Could it be that you learned from experience? I can't think of any plausible alternate explanation.
On the other hand, if you're wondering why various surveyors after 1993 declined to do enough research and just viewed their job as marking out the limits of some tract with only one deed in hand, why would that not be a train wreck? Probably the better question is what the underlying irregularities in the original surveys were that the surveyors who didn't do much research failed to deal with.
I have heard that thorough research costs too much; so possibly they felt that it would not be feasible for the project and Utah doesn't have any Minimum Technical Standards that would have required it.
The previous experience was doing the research for the project I did. I found several conflicting dependent resurveys and multiple section corners (three at one of the corners I tied to).
If there was a lack of research by surveyors in this area is was not using the deed records to match the long held boundaries revealed on the ground. Doing that the missing corners (original stones) would have been considered obliterated and replaced from the evidence on the ground and not prorated from the evidence in the record only. Then the re established corners would have been near where the evidence (not the record evidence so much) but the real evidence would have lead. Instead you have every title boundary disturbed in a vast area (a real mess).
Utah doesn't have an MTS (sounds like specifications to overhaul an engine or something all technical)
The Utah Council of Land Surveyors has:
I'm going to guess that the 1980's era corners set by proration were set under the guise of some ill-considered state law making the latest "Manual" from the GLO the state law for resetting corners, particularly those which cannot be found within five minutes of getting out of the truck. Might that be the case? Just a guess.
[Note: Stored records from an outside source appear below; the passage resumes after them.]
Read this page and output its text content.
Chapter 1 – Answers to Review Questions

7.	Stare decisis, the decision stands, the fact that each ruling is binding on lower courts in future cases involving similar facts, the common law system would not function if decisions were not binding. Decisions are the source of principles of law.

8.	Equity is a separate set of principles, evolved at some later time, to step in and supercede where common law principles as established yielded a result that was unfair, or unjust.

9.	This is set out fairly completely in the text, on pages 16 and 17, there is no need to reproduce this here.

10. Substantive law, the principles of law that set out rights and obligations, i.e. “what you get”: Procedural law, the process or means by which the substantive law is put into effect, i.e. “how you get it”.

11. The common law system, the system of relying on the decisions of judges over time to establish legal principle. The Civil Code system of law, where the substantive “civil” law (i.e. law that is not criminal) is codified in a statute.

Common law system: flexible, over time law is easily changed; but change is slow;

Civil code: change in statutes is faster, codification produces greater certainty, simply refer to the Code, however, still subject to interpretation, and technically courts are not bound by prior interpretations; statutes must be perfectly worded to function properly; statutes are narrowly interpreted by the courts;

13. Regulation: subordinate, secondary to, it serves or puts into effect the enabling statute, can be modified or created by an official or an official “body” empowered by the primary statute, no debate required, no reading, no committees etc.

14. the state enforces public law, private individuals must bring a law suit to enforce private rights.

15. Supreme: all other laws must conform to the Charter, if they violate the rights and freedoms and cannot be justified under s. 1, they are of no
I am hoping that this tract is not butting up against some never patented federally owned land.:-P
>
> So why is this?
"JBS was still in MT" FTW! 😛
LRDay..
I feel your pain. Working on federal lands in Utah, I would come up against private surveys and lands adjacent to the federal estate. In some instances I was asked to survey private lands due to the landowners frustration on local surveys. Upon a simple review of records it inevitably turned out the landowners didn't have the money to do a proper survey or the cost of the survey was more than the worth of the land. I would hate to live in the area and rely upon the locals as a means to make a living. Don't lower your standards and keep up the good work...Eventually the time will come where the worth of the land can justify the cost of the survey.
Pablo B-)
nah you do not need minimum technical standards, what you need are surveyors who have a common understanding of what their duty to the public is and that those surveyors have a respect for the rights of the public. Gonna pull a Herman Cain here.... I don't have the facts to back this up but I would bet dollars to doughnuts that in states that have codified minimum standards, that the public is not any more or better protected than states that do not have such regulations....
All I can say is that you has better hope that if you are not Kent McMillan, that you do not meet Kent McMillan in court. Because Mr McMillan understands his duty and he will dispatch that duty thoroughly and to the highest professional standard.